Gina Ryan was among those snapping pictures of the makeshift sign. She said she began listening to Bowie in earnest ten years ago while in college, and was particularly fond of the singer’s music during his Ziggy Stardust persona phase.
“It’s just a testament to how many people in Austin will always be fans,” she said.
Israel Freeland also stopped by to take some photographs. He caught Bowie in concert during the U.S. leg of his “Outside” tour in 1995, he said.
“I think it’s cool,” Freeland said. “It’s neat that somebody was able to pull it off without being spotted. But then again, it’s even cooler that the city is allowing it to stay up.”
A staff sergeant in the U.S. Army, Freelander added he wasn’t offended at the temporary re-naming of a section of street intended to honor an Alamo defender.
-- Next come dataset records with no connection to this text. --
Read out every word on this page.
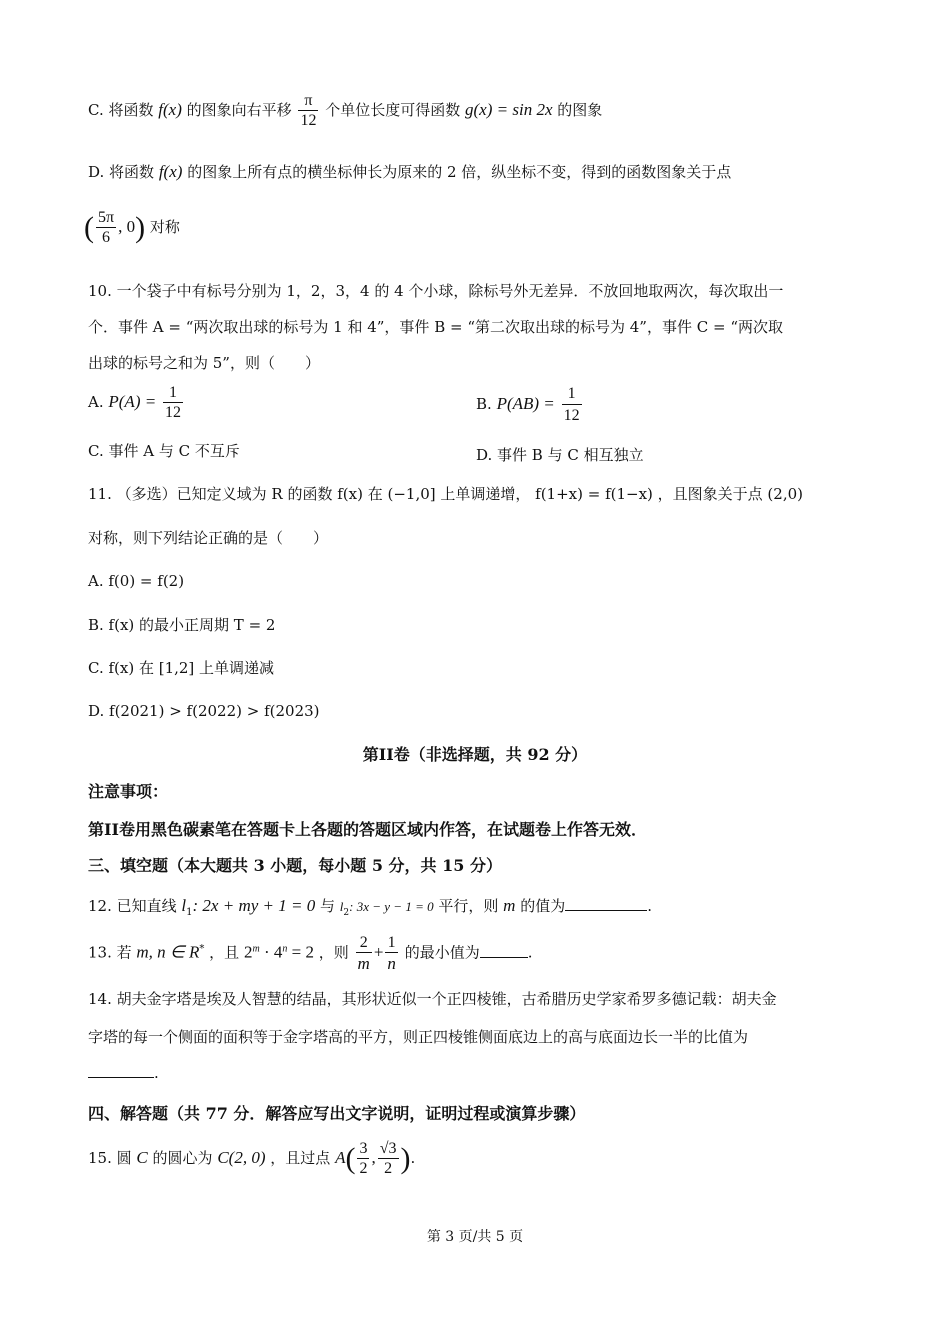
C. 将函数 f(x) 的图象向右平移 $\frac{\pi}{12}$ 个单位长度可得函数 g(x) = sin 2x 的图象
D. 将函数 f(x) 的图象上所有点的横坐标伸长为原来的 2 倍，纵坐标不变，得到的函数图象关于点
( $\frac{5\pi}{6}$ , 0) 对称
10. 一个袋子中有标号分别为 1，2，3，4 的 4 个小球，除标号外无差异．不放回地取两次，每次取出一
个．事件 A = “两次取出球的标号为 1 和 4”，事件 B = “第二次取出球的标号为 4”，事件 C = “两次取
出球的标号之和为 5”，则（　　）
A. $P(A) = \frac{1}{12}$	B. $P(AB) = \frac{1}{12}$
C. 事件 A 与 C 不互斥	D. 事件 B 与 C 相互独立
11. （多选）已知定义域为 R 的函数 f(x) 在 (−1,0] 上单调递增， f(1+x) = f(1−x) ，且图象关于点 (2,0)
对称，则下列结论正确的是（　　）
A. f(0) = f(2)
B. f(x) 的最小正周期 T = 2
C. f(x) 在 [1,2] 上单调递减
D. f(2021) > f(2022) > f(2023)
第II卷（非选择题，共 92 分）
注意事项：
第II卷用黑色碳素笔在答题卡上各题的答题区域内作答，在试题卷上作答无效．
三、填空题（本大题共 3 小题，每小题 5 分，共 15 分）
12. 已知直线 $l_1$: 2x + my + 1 = 0 与 $l_2$: 3x − y − 1 = 0 平行，则 m 的值为	.
13. 若 m, n ∈ R* ，且 $2^m \cdot 4^n = 2$ ，则 $\frac{2}{m} + \frac{1}{n}$ 的最小值为	.
14. 胡夫金字塔是埃及人智慧的结晶，其形状近似一个正四棱锥，古希腊历史学家希罗多德记载：胡夫金
字塔的每一个侧面的面积等于金字塔高的平方，则正四棱锥侧面底边上的高与底面边长一半的比值为
.
四、解答题（共 77 分．解答应写出文字说明，证明过程或演算步骤）
15. 圆 C 的圆心为 C(2, 0) ，且过点 $A( \frac{3}{2}$ , $\frac{√3}{2}$ ).
第 3 页/共 5 页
After all, this is Austin--widely known as the live music capital of the world, he suggested.
“It’s all in good fun, and the city is looking at it as that by letting it stand so people can grab their pictures,” he said. ”It’ll go back, but it’s something unique for us.”
However, law enforcement has taken a decidedly different view.
A police department representative tells the Austin American Statesman whoever is responsible for the alteration could face theft and criminal mischief charges. The degree of each misdemeanor depends on the manpower and time it takes to switch the sign back, police said.
But for Bowie fans still mourning his unexpected death, the person responsible has emerged as something of a folk hero, if just for one day.
Bowie succumbed to cancer on Jan. 10.